Official Website for
"Atari-GPT: Investigating the Capabilities of Multimodal Large Language Models as Low-Level Policies for Atari Games"
Abstract
Recent advancements in large language models (LLMs) have expanded their capabilities beyond traditional text-based tasks to multimodal domains, integrating visual, auditory, and textual data. While multimodal LLMs have been extensively explored for high-level planning in domains like robotics and games, their potential as low-level controllers remains largely untapped. This paper explores the application of multimodal LLMs as low-level controllers in the domain of Atari video games, introducing Atari game performance as a new benchmark for evaluating the ability of multimodal LLMs to perform low-level control tasks. Unlike traditional reinforcement learning (RL) and imitation learning (IL) methods that require extensive computational resources as well as reward function specification, these LLMs utilize pre-existing multimodal knowledge to directly engage with game environments. Our study assesses multiple multimodal LLM's performance against traditional RL agents, human players, and random agents, focusing on their ability to understand and interact with complex visual scenes and formulate strategic responses. Additionally, we examine the impact of In-Context Learning (ICL) by incorporating human-demonstrated gameplay trajectories to enhance the models' contextual understanding. Through this investigation, we aim to determine the extent to which multimodal LLMs can leverage their extensive training to effectively function as low-level controllers, thereby redefining potential applications in dynamic and visually complex environments.
Figure 1. Atari-GPT: System diagram: illustrates the integration of a multimodal large language model (LLM) as a low-level agent within the Atari gaming environment. It highlights the flow of inputs from the game to the LLM and back, demonstrating how the model processes game observations and generates corresponding actions. Additionally, the diagram includes the framework for human evaluation, which assesses the LLM’s capabilities in visual understanding, spatial reasoning, strategic intuition, and environment recognition through a structured Q&A process.
Understanding And Reasoning
Figure 2: Images used in Understanding tasks
To test the LLM’s understanding and reasoning capabilities, we conduct experiments on eight environments, as shown
in Figure 2. We created a set of prompts to investigate the models’ visual reasoning, spatial reasoning, strategic intuition, and ability to identify the environment:
Visual Understanding: Identify all the key elements in this image. Be specific. Use at most 100 words.

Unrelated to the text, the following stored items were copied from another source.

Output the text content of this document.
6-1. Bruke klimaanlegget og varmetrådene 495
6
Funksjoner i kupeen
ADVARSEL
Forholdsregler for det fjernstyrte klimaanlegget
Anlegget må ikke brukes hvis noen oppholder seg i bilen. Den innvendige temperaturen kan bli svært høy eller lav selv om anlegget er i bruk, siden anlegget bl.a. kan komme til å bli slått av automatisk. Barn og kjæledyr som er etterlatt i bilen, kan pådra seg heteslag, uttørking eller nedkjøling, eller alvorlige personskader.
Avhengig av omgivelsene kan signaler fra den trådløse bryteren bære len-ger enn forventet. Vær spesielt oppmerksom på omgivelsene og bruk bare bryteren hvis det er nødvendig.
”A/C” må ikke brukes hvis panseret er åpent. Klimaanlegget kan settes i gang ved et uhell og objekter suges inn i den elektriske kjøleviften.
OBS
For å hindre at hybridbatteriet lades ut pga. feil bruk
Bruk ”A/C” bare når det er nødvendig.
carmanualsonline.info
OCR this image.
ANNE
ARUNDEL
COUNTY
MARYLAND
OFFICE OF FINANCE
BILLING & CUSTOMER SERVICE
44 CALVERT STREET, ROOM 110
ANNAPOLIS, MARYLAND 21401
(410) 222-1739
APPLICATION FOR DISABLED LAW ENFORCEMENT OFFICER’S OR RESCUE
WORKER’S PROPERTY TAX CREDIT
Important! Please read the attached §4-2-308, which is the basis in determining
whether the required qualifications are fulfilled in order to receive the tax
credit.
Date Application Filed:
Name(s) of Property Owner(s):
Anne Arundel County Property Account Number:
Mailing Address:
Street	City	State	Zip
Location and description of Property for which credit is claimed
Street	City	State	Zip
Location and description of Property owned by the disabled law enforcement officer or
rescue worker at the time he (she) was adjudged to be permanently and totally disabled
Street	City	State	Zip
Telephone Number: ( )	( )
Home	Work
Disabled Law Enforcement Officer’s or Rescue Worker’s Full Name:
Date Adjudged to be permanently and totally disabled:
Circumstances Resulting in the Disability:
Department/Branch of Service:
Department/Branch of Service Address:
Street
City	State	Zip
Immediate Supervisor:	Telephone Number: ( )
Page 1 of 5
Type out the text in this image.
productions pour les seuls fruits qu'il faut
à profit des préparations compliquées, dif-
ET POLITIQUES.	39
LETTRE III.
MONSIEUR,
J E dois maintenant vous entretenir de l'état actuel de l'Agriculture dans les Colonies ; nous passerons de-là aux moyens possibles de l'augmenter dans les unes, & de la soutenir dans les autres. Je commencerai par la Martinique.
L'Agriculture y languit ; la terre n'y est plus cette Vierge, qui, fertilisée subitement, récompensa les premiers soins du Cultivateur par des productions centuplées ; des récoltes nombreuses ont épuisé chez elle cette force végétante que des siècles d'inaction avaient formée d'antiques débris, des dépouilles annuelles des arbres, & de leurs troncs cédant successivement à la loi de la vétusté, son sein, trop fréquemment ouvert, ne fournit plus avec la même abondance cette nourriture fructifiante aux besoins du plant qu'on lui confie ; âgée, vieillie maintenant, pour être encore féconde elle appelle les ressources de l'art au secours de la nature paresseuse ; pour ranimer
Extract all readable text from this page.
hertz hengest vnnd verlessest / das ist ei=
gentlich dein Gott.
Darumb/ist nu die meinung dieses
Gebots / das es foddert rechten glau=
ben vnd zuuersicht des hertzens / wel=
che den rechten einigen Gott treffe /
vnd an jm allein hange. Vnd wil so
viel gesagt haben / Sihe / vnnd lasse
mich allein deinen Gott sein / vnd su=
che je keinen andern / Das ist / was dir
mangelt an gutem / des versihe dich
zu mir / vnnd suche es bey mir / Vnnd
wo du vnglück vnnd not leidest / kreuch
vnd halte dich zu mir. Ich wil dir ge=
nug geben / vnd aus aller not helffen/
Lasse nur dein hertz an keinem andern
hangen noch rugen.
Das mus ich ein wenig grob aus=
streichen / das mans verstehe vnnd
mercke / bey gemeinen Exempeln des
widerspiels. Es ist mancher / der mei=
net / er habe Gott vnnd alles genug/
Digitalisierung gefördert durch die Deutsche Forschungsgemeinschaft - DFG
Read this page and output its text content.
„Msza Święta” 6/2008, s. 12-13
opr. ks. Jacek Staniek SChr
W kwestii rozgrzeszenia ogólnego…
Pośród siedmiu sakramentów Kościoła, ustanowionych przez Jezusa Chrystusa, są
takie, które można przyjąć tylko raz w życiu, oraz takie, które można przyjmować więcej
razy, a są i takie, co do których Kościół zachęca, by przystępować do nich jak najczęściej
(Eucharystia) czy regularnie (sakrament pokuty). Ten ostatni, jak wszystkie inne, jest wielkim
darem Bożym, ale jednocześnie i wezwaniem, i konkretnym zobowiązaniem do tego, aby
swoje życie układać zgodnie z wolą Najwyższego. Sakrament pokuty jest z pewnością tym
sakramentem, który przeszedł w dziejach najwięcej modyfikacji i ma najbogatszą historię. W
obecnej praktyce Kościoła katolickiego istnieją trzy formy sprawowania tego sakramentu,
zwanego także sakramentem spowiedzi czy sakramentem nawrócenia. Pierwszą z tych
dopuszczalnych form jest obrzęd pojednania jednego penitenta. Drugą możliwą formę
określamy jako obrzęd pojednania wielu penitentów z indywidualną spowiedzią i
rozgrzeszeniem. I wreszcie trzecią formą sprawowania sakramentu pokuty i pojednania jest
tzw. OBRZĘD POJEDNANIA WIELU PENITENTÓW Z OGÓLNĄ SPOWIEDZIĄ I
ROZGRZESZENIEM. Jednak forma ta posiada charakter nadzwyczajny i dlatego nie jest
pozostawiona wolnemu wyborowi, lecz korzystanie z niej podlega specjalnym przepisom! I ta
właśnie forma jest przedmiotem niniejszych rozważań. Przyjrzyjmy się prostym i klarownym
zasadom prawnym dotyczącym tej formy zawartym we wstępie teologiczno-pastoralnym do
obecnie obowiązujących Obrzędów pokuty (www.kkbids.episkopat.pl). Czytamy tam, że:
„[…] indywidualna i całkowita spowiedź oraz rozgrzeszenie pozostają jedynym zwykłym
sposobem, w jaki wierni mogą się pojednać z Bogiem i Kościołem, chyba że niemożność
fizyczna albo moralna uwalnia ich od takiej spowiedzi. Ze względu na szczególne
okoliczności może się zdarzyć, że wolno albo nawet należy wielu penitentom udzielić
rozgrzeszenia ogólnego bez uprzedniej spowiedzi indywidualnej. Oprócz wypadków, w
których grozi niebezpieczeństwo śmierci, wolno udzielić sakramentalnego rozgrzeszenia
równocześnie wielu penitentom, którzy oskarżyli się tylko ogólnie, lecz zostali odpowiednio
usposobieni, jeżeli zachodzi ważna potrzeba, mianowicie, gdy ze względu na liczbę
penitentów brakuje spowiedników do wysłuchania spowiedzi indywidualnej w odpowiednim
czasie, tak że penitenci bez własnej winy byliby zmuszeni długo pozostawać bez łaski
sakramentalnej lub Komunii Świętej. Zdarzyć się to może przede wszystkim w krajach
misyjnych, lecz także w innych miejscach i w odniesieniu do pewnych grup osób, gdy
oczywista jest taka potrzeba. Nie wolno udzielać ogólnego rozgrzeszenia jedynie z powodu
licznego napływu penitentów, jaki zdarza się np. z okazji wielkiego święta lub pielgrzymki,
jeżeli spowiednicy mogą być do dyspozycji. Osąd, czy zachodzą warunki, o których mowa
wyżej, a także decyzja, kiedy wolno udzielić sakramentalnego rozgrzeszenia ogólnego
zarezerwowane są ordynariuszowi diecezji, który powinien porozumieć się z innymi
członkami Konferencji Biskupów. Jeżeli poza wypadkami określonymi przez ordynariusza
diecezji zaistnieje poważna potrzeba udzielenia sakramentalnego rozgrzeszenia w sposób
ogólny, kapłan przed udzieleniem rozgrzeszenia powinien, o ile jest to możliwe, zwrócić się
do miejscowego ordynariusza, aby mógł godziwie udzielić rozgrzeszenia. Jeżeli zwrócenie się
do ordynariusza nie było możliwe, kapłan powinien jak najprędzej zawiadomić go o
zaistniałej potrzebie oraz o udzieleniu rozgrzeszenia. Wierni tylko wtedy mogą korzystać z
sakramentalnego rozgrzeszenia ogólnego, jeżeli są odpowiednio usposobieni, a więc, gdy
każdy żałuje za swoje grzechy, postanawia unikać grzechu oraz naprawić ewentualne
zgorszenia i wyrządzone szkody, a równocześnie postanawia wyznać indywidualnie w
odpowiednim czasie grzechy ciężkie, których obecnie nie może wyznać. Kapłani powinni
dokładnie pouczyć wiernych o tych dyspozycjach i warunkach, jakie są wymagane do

Spatial Reasoning: Where are the key elements located relative to each other? Be specific with respect to their position in the image. Use at most 100 words.
Strategy: The given image is a screenshot of a game. Describe the ideal next move if you were playing this game. Be specific. Use at most 100 words.
Identification: Knowing that the image came from an Atari game, identify its name. Be specific.
Figure 3 shows the percent correct outputs for each of the four tasks: visual, spatial, acceptable strategy, and identification, across two runs for each model. GPT-4o consistently performs well across all tasks, with high accuracy in visual, acceptable strategy, and identification tasks, but shows a noticeable drop in spatial reasoning accuracy. The spatial reasoning task appears to be the most challenging across all models, indicating a common area of improvement for multimodal large language models.
Figure 3: Visual, spatial, strategic and identification results. Percent average for 2 runs.
Gameplay
We collected the four roll-outs of each model and each environment and recorded their cumulative reward over 1000 steps. We then normalized each model’s performance relative to human performance and then calculated the mean performance across the seven Atari environments, both with and without In-Context Learning (ICL), as shown in Figure 4. On average, each LLM achieved between 10% and 25% of human performance. Notably, the two GPT-4o models significantly outperformed Gemini 1.5 Flash, with GPT-4 demonstrating the highest overall Atari game-playing performance. Additionally, the inclusion of demonstration examples for in-context learning had little to no impact on the average game-playing performance of these LLMs.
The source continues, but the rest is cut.